Autóctone de Santorini e considerada uma das variedades mais antigas do mundo, a Assyrtiko provavelmente tem parentesco com a Gaidouria e a Platani, outras variedades originárias do Egeu.
Com cachos compactos e grãos de grandes dimensões, a Assyrtiko, colhida geralmente do início a meados de agosto, tem capacidade para desenvolver níveis altos tanto de álcool, quanto de acidez. A quase ausência de ácido málico e o pH bastante baixo fazem a fermentação malolática ser desnecessária/inviável.
A Assyrtiko é uma cepa versátil que pode produzir vinhos com estilo mais fresco, passando por vinhos adeptos à amadurecimento em madeira, até vinhos doces. De fato, a cepa consegue entregar rótulos intensos e extremamente minerais (ainda que com tendência à oxidação) que, dependendo do estilo de vinificação adotado e do tempo de amadurecimento/envelhecimento, são capazes, inclusive, de desenvolver a nota “petrolada” típica dos bons Rieslings do Mosel.

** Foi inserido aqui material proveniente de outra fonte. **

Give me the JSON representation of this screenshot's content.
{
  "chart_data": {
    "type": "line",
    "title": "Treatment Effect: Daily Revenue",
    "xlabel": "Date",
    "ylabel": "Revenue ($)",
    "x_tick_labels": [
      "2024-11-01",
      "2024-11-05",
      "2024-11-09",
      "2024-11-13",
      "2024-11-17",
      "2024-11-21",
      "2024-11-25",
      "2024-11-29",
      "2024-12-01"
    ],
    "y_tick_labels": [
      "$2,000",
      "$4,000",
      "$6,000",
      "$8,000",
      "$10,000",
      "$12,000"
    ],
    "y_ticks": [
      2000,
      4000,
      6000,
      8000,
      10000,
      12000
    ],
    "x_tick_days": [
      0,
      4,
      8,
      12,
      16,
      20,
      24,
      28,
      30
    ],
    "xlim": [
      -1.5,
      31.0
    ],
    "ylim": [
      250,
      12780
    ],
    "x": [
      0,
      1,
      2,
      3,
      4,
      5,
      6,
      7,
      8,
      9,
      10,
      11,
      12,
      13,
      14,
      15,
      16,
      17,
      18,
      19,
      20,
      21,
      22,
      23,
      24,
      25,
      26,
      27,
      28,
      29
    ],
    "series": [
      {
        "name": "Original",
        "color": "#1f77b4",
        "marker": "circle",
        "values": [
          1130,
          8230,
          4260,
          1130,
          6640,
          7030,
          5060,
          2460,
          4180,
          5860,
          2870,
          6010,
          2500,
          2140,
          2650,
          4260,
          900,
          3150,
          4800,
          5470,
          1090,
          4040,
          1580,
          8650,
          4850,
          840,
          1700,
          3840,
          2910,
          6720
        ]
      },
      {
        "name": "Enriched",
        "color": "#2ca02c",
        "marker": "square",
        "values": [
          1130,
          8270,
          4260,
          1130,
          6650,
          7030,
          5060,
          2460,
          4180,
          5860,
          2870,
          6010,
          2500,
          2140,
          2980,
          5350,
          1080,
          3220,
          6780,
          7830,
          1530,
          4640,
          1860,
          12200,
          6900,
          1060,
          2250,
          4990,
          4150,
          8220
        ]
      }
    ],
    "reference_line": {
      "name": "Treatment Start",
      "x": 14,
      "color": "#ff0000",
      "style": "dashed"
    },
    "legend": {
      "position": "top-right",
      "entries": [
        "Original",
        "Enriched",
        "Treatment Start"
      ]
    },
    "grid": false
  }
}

As vinhas de Assyrtiko em Santorini, que são mediamente muito antigas (entre 50 e 100 anos), esparramam-se pelo chão e compõem um cenário de baixa densidade. São aproximadamente 1500 vinhas/ha, geralmente espaçadas 2,25 m x 2,25 m ou 2,5 m x 2,5 m, já que um espaçamento menor resultaria em pouquíssima disponibilidade de água para cada planta, visto que a irrigação não é permitida (exceção feita às vinhas jovens). Ainda que a norma dos vinhos de Santorini exija um rendimento máximo de até 60 hl/ha, a média de rendimento geralmente não ultrapassa 20 hl/ha. Em virtude do terroir (principalmente o solo praticamente inorgânico e a rigidez do clima) e do espaçamento entre as videiras, a produção por planta e por hectare é bastante baixa (aproximadamente 1,5 kg/planta e menos de 4 t/ha, chegando a vinhedos com plantas de mais idade a escassas 2,5 t/ha).

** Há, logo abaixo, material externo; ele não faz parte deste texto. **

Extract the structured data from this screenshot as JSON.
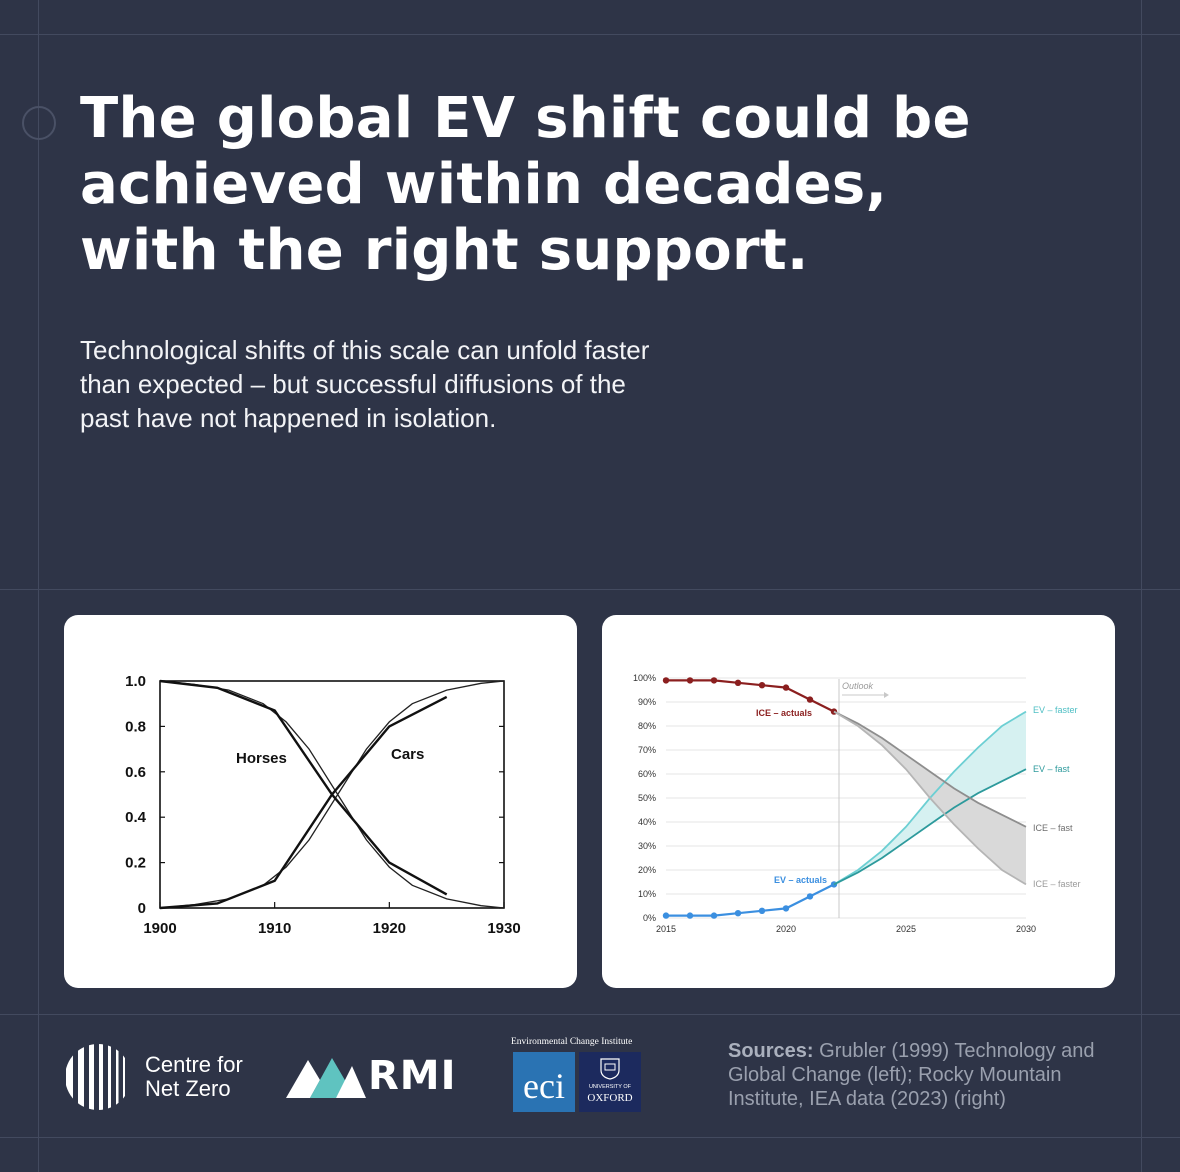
{
  "title": {
    "lines": [
      "The global EV shift could be",
      "achieved within decades,",
      "with the right support."
    ]
  },
  "subtitle": {
    "lines": [
      "Technological shifts of this scale can unfold faster",
      "than expected – but successful diffusions of the",
      "past have not happened in isolation."
    ]
  },
  "chart_data": [
    {
      "type": "line",
      "xlim": [
        1900,
        1930
      ],
      "ylim": [
        0,
        1.0
      ],
      "x_ticks": [
        "1900",
        "1910",
        "1920",
        "1930"
      ],
      "y_ticks": [
        "1.0",
        "0.8",
        "0.6",
        "0.4",
        "0.2",
        "0"
      ],
      "grid": false,
      "series": [
        {
          "name": "Horses",
          "x": [
            1900,
            1905,
            1910,
            1915,
            1920,
            1925
          ],
          "y": [
            1.0,
            0.97,
            0.87,
            0.5,
            0.2,
            0.06
          ]
        },
        {
          "name": "Cars",
          "x": [
            1900,
            1905,
            1910,
            1915,
            1920,
            1925
          ],
          "y": [
            0.0,
            0.02,
            0.12,
            0.5,
            0.8,
            0.93
          ]
        }
      ],
      "fits": [
        {
          "x": [
            1900,
            1903,
            1906,
            1909,
            1911,
            1913,
            1915.5,
            1918,
            1920,
            1922,
            1925,
            1928,
            1930
          ],
          "y": [
            1.0,
            0.985,
            0.96,
            0.9,
            0.82,
            0.7,
            0.5,
            0.3,
            0.18,
            0.1,
            0.04,
            0.01,
            0.0
          ]
        },
        {
          "x": [
            1900,
            1903,
            1906,
            1909,
            1911,
            1913,
            1915.5,
            1918,
            1920,
            1922,
            1925,
            1928,
            1930
          ],
          "y": [
            0.0,
            0.015,
            0.04,
            0.1,
            0.18,
            0.3,
            0.5,
            0.7,
            0.82,
            0.9,
            0.96,
            0.99,
            1.0
          ]
        }
      ]
    },
    {
      "type": "line",
      "xlim": [
        2015,
        2030
      ],
      "ylim": [
        0,
        100
      ],
      "x_ticks": [
        "2015",
        "2020",
        "2025",
        "2030"
      ],
      "y_ticks": [
        "100%",
        "90%",
        "80%",
        "70%",
        "60%",
        "50%",
        "40%",
        "30%",
        "20%",
        "10%",
        "0%"
      ],
      "grid": true,
      "annotation": "Outlook",
      "annotation_x": 2022,
      "series": [
        {
          "name": "ICE – actuals",
          "color": "#8b1f1f",
          "x": [
            2015,
            2016,
            2017,
            2018,
            2019,
            2020,
            2021,
            2022
          ],
          "y": [
            99,
            99,
            99,
            98,
            97,
            96,
            91,
            86
          ]
        },
        {
          "name": "EV – actuals",
          "color": "#3b8fe0",
          "x": [
            2015,
            2016,
            2017,
            2018,
            2019,
            2020,
            2021,
            2022
          ],
          "y": [
            1,
            1,
            1,
            2,
            3,
            4,
            9,
            14
          ]
        },
        {
          "name": "EV – faster",
          "color": "#6ccfd3",
          "x": [
            2022,
            2023,
            2024,
            2025,
            2026,
            2027,
            2028,
            2029,
            2030
          ],
          "y": [
            14,
            20,
            28,
            38,
            50,
            61,
            71,
            80,
            86
          ]
        },
        {
          "name": "EV – fast",
          "color": "#2d9a9c",
          "x": [
            2022,
            2023,
            2024,
            2025,
            2026,
            2027,
            2028,
            2029,
            2030
          ],
          "y": [
            14,
            19,
            25,
            32,
            39,
            46,
            52,
            57,
            62
          ]
        },
        {
          "name": "ICE – fast",
          "color": "#8e8e8e",
          "x": [
            2022,
            2023,
            2024,
            2025,
            2026,
            2027,
            2028,
            2029,
            2030
          ],
          "y": [
            86,
            81,
            75,
            68,
            61,
            54,
            48,
            43,
            38
          ]
        },
        {
          "name": "ICE – faster",
          "color": "#b5b5b5",
          "x": [
            2022,
            2023,
            2024,
            2025,
            2026,
            2027,
            2028,
            2029,
            2030
          ],
          "y": [
            86,
            80,
            72,
            62,
            50,
            39,
            29,
            20,
            14
          ]
        }
      ]
    }
  ],
  "footer": {
    "cnz_name_line1": "Centre for",
    "cnz_name_line2": "Net Zero",
    "rmi_logo_text": "RMI",
    "eci_header": "Environmental Change Institute",
    "eci_logo_text": "eci",
    "oxford_small": "UNIVERSITY OF",
    "oxford_name": "OXFORD",
    "sources_label": "Sources:",
    "sources_lines": [
      " Grubler (1999) Technology and",
      "Global Change (left); Rocky Mountain",
      "Institute, IEA data (2023) (right)"
    ]
  },
  "colors": {
    "background": "#2e3447",
    "card": "#ffffff",
    "rmi_accent": "#5fc3c0",
    "eci_blue": "#2a73b3",
    "oxford_navy": "#1c2a5e"
  }
}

Vinhos brancos secos sob a OPAP (Onomasia Proelefsos Anoteras Piotitos – “Apelação de Origem de Alta Qualidade”) Santorini (que, juntamente com a OPAP Paros, compõe as duas únicas OPAPs das ilhas Cyclades) devem ser produzidos a partir de, pelo menos, 75% de Assyrtiko que, quando em blend, vem misturada com Aidani e Athiri (nesse caso, as três uvas são tradicionalmente plantadas, colhidas e vinificadas juntas). Vinhos com a indicação Nykteri (ou Nychteri) são produzidos a partir de uvas em estágio de sobrematuração (e, portanto, com concentração de açúcar bastante alta) e colhidas logo antes do amanhecer, quando a temperatura está amena. Dessa forma, são vinhos com consequente teor alcoólico alto (mínimo 13,5%) e devem amadurecer em barris de carvalho francês por, pelo menos, três meses.